Film products fabricated from linear low density polyethylene (LLDPE) or high density polyethylene (HDPE) are widely used for packaging applications such as merchandise bags, shrink films, grocery sacks, and industrial liners. For these applications, films with excellent toughness properties (that is, high tensile, impact or tear strengths) are desired to facilitate down gauging, prevent premature punctures during handling, distribution and use.
Previous attempts were made to optimize film tensile strength and yield strength by blending various heterogeneous polymers together on theoretical basis. While such blends exhibited a synergistic response to increase the film yield strength, the film impact strength followed the rule of mixing, often resulting in a “destructive synergism” (that is, the film impact strength was actually lower than film made from one of the two components used to make the blend).
For example, it is known that while improved modulus linear polyethylene polymer blends can be produced by blending high density polyethylene with a very low density polyethylene (VLDPE), the impact strength of these polymer blends typically follow the rule of mixing (or the “blend rule”). That is, the final composition exhibits properties that are comparable to and predictable from weight average calculations based on the component polymers. For example, see FIG. 5 herein.
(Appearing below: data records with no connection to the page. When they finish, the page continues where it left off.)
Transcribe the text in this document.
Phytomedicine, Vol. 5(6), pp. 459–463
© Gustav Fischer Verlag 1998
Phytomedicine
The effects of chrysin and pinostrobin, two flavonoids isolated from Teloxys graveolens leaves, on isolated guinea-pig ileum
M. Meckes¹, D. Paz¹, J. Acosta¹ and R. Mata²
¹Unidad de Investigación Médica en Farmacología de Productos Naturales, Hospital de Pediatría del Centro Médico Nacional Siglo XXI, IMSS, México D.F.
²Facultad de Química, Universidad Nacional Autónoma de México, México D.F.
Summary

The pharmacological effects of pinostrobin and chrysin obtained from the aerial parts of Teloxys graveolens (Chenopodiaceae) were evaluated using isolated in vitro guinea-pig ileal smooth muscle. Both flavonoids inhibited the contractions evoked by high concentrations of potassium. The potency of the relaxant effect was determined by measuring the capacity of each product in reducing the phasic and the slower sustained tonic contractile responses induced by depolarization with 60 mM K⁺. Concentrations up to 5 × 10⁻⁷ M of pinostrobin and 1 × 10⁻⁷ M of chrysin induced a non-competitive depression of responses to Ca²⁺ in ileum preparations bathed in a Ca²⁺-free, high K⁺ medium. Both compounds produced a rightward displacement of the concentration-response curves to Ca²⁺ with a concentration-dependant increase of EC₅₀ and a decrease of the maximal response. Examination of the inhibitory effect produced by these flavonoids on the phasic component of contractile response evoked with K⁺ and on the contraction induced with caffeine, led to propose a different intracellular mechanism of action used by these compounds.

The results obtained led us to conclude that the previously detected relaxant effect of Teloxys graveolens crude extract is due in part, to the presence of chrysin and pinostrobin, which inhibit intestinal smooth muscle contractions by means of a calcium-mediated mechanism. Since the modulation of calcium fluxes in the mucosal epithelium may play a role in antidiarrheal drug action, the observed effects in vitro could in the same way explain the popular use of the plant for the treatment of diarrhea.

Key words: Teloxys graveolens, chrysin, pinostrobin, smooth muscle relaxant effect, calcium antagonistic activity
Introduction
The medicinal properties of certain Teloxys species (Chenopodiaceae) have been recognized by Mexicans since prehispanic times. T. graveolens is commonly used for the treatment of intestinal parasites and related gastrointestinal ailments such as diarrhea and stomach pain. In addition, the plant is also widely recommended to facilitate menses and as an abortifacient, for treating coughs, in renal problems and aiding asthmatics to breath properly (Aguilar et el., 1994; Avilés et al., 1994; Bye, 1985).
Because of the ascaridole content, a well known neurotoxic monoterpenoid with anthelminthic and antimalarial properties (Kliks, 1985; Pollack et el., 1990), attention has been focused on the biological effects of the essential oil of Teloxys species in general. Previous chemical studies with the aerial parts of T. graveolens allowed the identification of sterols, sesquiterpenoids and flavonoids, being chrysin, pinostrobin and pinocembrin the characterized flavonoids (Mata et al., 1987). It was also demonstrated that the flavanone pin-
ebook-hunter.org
It is also known from U.S. Pat. No. 5,677,383, the disclosure of which is incorporated herein by reference, that dramatic synergism results when polymer compositions are made from a homogeneously branched ethylene interpolymer having a high slope of strain hardening coefficient melt-blended with a heterogeneously branched ethylene polymer. Although U.S. Pat. No. 5,677,383 broadly discloses the homogeneously branched ethylene interpolymer and the heterogeneously branched ethylene polymer can comprise various comonomers, all of the presented examples consist of higher alpha olefin interpolymer combinations. Moreover, U.S. Pat. No. 5,677,383 focuses on the slope of strain hardening coefficient of the component polymers and is not directed to the slope of strain hardening coefficient of the final blend combinations.
It is also known that, at the equivalent densities, interpolymers comprised of higher alpha olefins provide improved toughness properties as compared to lower alpha olefin interpolymers. For example, at a density of about 0.935 g/cc, an ethylene/1-octene copolymer will exhibit an intrinsic tear that is about two times higher than that of an ethylene/1-butene copolymer having about the same density.
It is well established that higher alpha olefin interpolymers provide superior toughness. But with periodic scarcities in the availability of higher alpha olefin comonomers, resin producers and fabricators desire broader polymer options for providing polymer compositions characterized by excellent toughness properties. The need is especially great in regard to 1-octene, which is a higher alpha olefin that frequently tends to be in short supply while the lower alpha olefin 1-butene generally tends to be abundantly available. For polymer blends comprising at least two higher alpha olefin interpolymers, there is a particular need to substitute at least one of the higher alpha olefin interpolymers with a lower alpha olefin interpolymer and still retain the excellent toughness properties characteristic of higher alpha olefin polymer blends. For polymer blends comprising at least two higher alpha olefin interpolymers where one is a homogeneously branched ethylene interpolymer and the other is a heterogeneously branched ethylene polymer, there is an especially particular need to substitute at least one of the higher alpha olefin interpolymers with a lower alpha olefin interpolymer and still retain the excellent toughness properties characteristic of these polymer blends.
Surprisingly, we have now discovered that within a certain narrow density range, tailored combinations of at least one interpolymer comprised of a lower carbon comonomer blended with at least one interpolymer comprised of a higher carbon comonomer can provide toughness properties comparable to polymer blends comprised of two interpolymers, each having the same higher carbon comonomer or, alternatively, comparable to single interpolymer compositions where the interpolymer comprises a higher carbon comonomer.